接着会去调用 scheduler.New() 函数去构造一个真正的调度器对象,该函数的具体实现如下所示:
// pkg/scheduler/scheduler.go
// 配置调度器
type Option func(*schedulerOptions)
var defaultSchedulerOptions = schedulerOptions{
profiles: []schedulerapi.KubeSchedulerProfile{
// Profiles 的默认插件是从算法提供程序配置的
{SchedulerName: v1.DefaultSchedulerName}, // 默认的调度器名称为 default-scheduler
},
schedulerAlgorithmSource: schedulerapi.SchedulerAlgorithmSource{
Provider: defaultAlgorithmSourceProviderName(), // 默认的算法源提供器名称为 DefaultProvider
},
percentageOfNodesToScore: schedulerapi.DefaultPercentageOfNodesToScore,
podInitialBackoffSeconds: int64(internalqueue.DefaultPodInitialBackoffDuration.Seconds()),
podMaxBackoffSeconds: int64(internalqueue.DefaultPodMaxBackoffDuration.Seconds()),
}
// 返回一个Scheduler对象
func New(client clientset.Interface,
informerFactory informers.SharedInformerFactory,
podInformer coreinformers.PodInformer,
recorderFactory profile.RecorderFactory,
stopCh <-chan struct{},
opts ...Option) (*Scheduler, error) {
stopEverything := stopCh
if stopEverything == nil {
stopEverything = wait.NeverStop
}
// 默认的调度器配置
options := defaultSchedulerOptions
for _, opt := range opts {
// 将默认的调度器配置调用 Option 重新配置一次
opt(&options)
}
schedulerCache := internalcache.New(30*time.Second, stopEverything)
// 所有默认inTree插件
registry := frameworkplugins.NewInTreeRegistry()
// 合并outTree和inTree插件并注册
if err := registry.Merge(options.frameworkOutOfTreeRegistry); err != nil {
return nil, err
}
snapshot := internalcache.NewEmptySnapshot()

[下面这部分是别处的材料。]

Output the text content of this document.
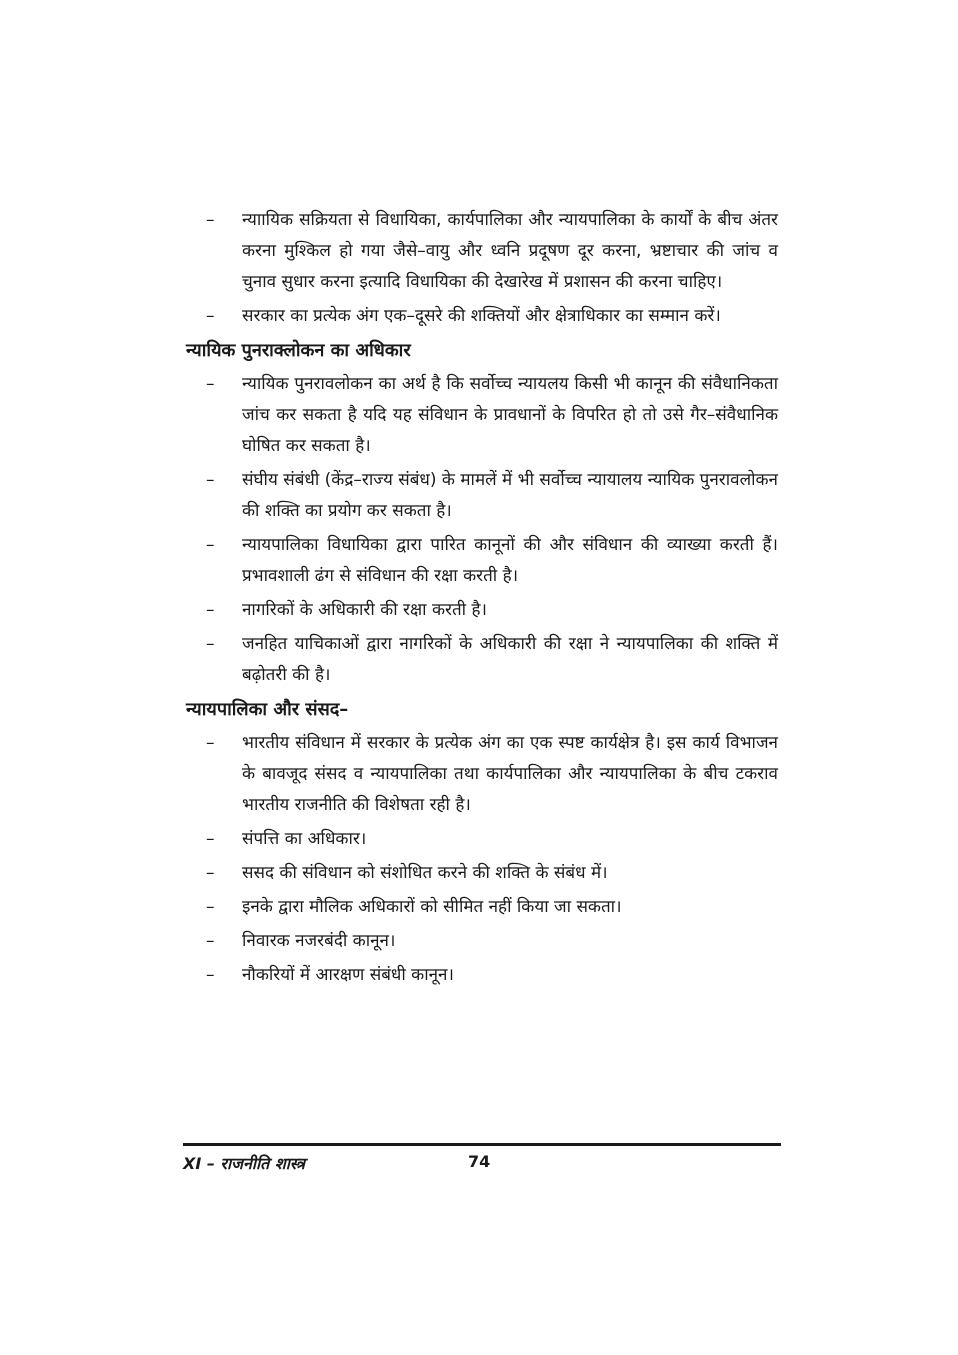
–	न्याायिक सक्रियता से विधायिका, कार्यपालिका और न्यायपालिका के कार्यों के बीच अंतर करना मुश्किल हो गया जैसे–वायु और ध्वनि प्रदूषण दूर करना, भ्रष्टाचार की जांच व चुनाव सुधार करना इत्यादि विधायिका की देखारेख में प्रशासन की करना चाहिए।
–	सरकार का प्रत्येक अंग एक–दूसरे की शक्तियों और क्षेत्राधिकार का सम्मान करें।
न्यायिक पुनराक्लोकन का अधिकार
–	न्यायिक पुनरावलोकन का अर्थ है कि सर्वोच्च न्यायलय किसी भी कानून की संवैधानिकता जांच कर सकता है यदि यह संविधान के प्रावधानों के विपरित हो तो उसे गैर–संवैधानिक घोषित कर सकता है।
–	संघीय संबंधी (केंद्र–राज्य संबंध) के मामलें में भी सर्वोच्च न्यायालय न्यायिक पुनरावलोकन की शक्ति का प्रयोग कर सकता है।
–	न्यायपालिका विधायिका द्वारा पारित कानूनों की और संविधान की व्याख्या करती हैं। प्रभावशाली ढंग से संविधान की रक्षा करती है।
–	नागरिकों के अधिकारी की रक्षा करती है।
–	जनहित याचिकाओं द्वारा नागरिकों के अधिकारी की रक्षा ने न्यायपालिका की शक्ति में बढ़ोतरी की है।
न्यायपालिका और संसद–
–	भारतीय संविधान में सरकार के प्रत्येक अंग का एक स्पष्ट कार्यक्षेत्र है। इस कार्य विभाजन के बावजूद संसद व न्यायपालिका तथा कार्यपालिका और न्यायपालिका के बीच टकराव भारतीय राजनीति की विशेषता रही है।
–	संपत्ति का अधिकार।
–	ससद की संविधान को संशोधित करने की शक्ति के संबंध में।
–	इनके द्वारा मौलिक अधिकारों को सीमित नहीं किया जा सकता।
–	निवारक नजरबंदी कानून।
–	नौकरियों में आरक्षण संबंधी कानून।
XI – राजनीति शास्त्र	74
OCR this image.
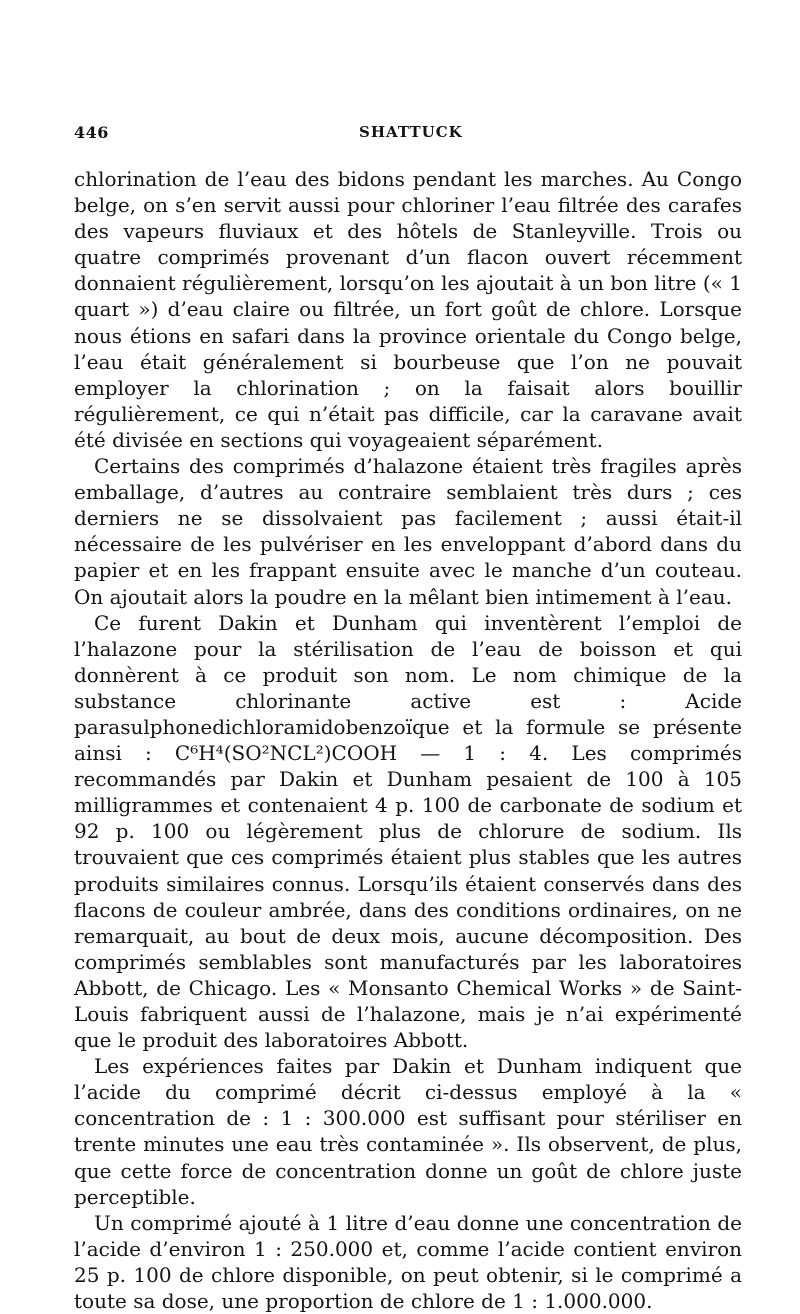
446	SHATTUCK

chlorination de l’eau des bidons pendant les marches. Au Congo belge, on s’en servit aussi pour chloriner l’eau filtrée des carafes des vapeurs fluviaux et des hôtels de Stanleyville. Trois ou quatre comprimés provenant d’un flacon ouvert récemment donnaient régulièrement, lorsqu’on les ajoutait à un bon litre (« 1 quart ») d’eau claire ou filtrée, un fort goût de chlore. Lorsque nous étions en safari dans la province orientale du Congo belge, l’eau était généralement si bourbeuse que l’on ne pouvait employer la chlorination ; on la faisait alors bouillir régulièrement, ce qui n’était pas difficile, car la caravane avait été divisée en sections qui voyageaient séparément.

Certains des comprimés d’halazone étaient très fragiles après emballage, d’autres au contraire semblaient très durs ; ces derniers ne se dissolvaient pas facilement ; aussi était-il nécessaire de les pulvériser en les enveloppant d’abord dans du papier et en les frappant ensuite avec le manche d’un couteau. On ajoutait alors la poudre en la mêlant bien intimement à l’eau.

Ce furent Dakin et Dunham qui inventèrent l’emploi de l’halazone pour la stérilisation de l’eau de boisson et qui donnèrent à ce produit son nom. Le nom chimique de la substance chlorinante active est : Acide parasulphonedichloramidobenzoïque et la formule se présente ainsi : C⁶H⁴(SO²NCL²)COOH — 1 : 4. Les comprimés recommandés par Dakin et Dunham pesaient de 100 à 105 milligrammes et contenaient 4 p. 100 de carbonate de sodium et 92 p. 100 ou légèrement plus de chlorure de sodium. Ils trouvaient que ces comprimés étaient plus stables que les autres produits similaires connus. Lorsqu’ils étaient conservés dans des flacons de couleur ambrée, dans des conditions ordinaires, on ne remarquait, au bout de deux mois, aucune décomposition. Des comprimés semblables sont manufacturés par les laboratoires Abbott, de Chicago. Les « Monsanto Chemical Works » de Saint-Louis fabriquent aussi de l’halazone, mais je n’ai expérimenté que le produit des laboratoires Abbott.

Les expériences faites par Dakin et Dunham indiquent que l’acide du comprimé décrit ci-dessus employé à la « concentration de : 1 : 300.000 est suffisant pour stériliser en trente minutes une eau très contaminée ». Ils observent, de plus, que cette force de concentration donne un goût de chlore juste perceptible.

Un comprimé ajouté à 1 litre d’eau donne une concentration de l’acide d’environ 1 : 250.000 et, comme l’acide contient environ 25 p. 100 de chlore disponible, on peut obtenir, si le comprimé a toute sa dose, une proportion de chlore de 1 : 1.000.000.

configurator := &Configurator{
client: client,
recorderFactory: recorderFactory,
informerFactory: informerFactory,
podInformer: podInformer,
schedulerCache: schedulerCache,
StopEverything: stopEverything,
percentageOfNodesToScore: options.percentageOfNodesToScore,
podInitialBackoffSeconds: options.podInitialBackoffSeconds,
podMaxBackoffSeconds: options.podMaxBackoffSeconds,
profiles: append([]schedulerapi.KubeSchedulerProfile(nil), options.profiles...),
registry: registry,
nodeInfoSnapshot: snapshot,
extenders: options.extenders,
frameworkCapturer: options.frameworkCapturer,
}
metrics.Register()
var sched *Scheduler
// SchedulerAlgorithmSource 是调度程序算法的源
// 包含Policy与Provider两种方式,必须指定一个源字段,并且源字段是互斥的
source := options.schedulerAlgorithmSource
switch {
case source.Provider != nil:
// 从一个算法 provider 中创建配置,这是我们现在需要重点关注的方式
sc, err := configurator.createFromProvider(*source.Provider)
if err != nil {
return nil, fmt.Errorf("couldn't create scheduler using provider %q: %v", *source.Provider, err)
}
sched = sc
case source.Policy != nil:
// 从用户指定的策略源中创建配置,这是以前的扩展方式
policy := &schedulerapi.Policy{}
switch {
case source.Policy.File != nil:
if err := initPolicyFromFile(source.Policy.File.Path, policy); err != nil {
return nil, err
}
case source.Policy.ConfigMap != nil:
if err := initPolicyFromConfigMap(client, source.Policy.ConfigMap, policy); err != nil {
return nil, err
}
}
...
default:
return nil, fmt.Errorf("unsupported algorithm source: %v", source)
}
...
// addAllEventHandlers 是在测试和 Scheduler 中使用的帮助程序函数,用于为各种 informers 添加事件处理程序
addAllEventHandlers(sched, informerFactory, podInformer)
return sched, nil
}
首先将默认的调度器配置通过传递的 Option 参数进行一一配置,然后重点就是根据应用过后的配置来判断调度算法的源是 Provider 还是 Policy 方式,我们现在的重点是调度框架,所以主要关注 Provider 这种配置,Policy 是以前的扩展调度器的方式。所以调度器的实例化核心是通过 configurator.createFromProvider(*source.Provider) 该函数来实现的。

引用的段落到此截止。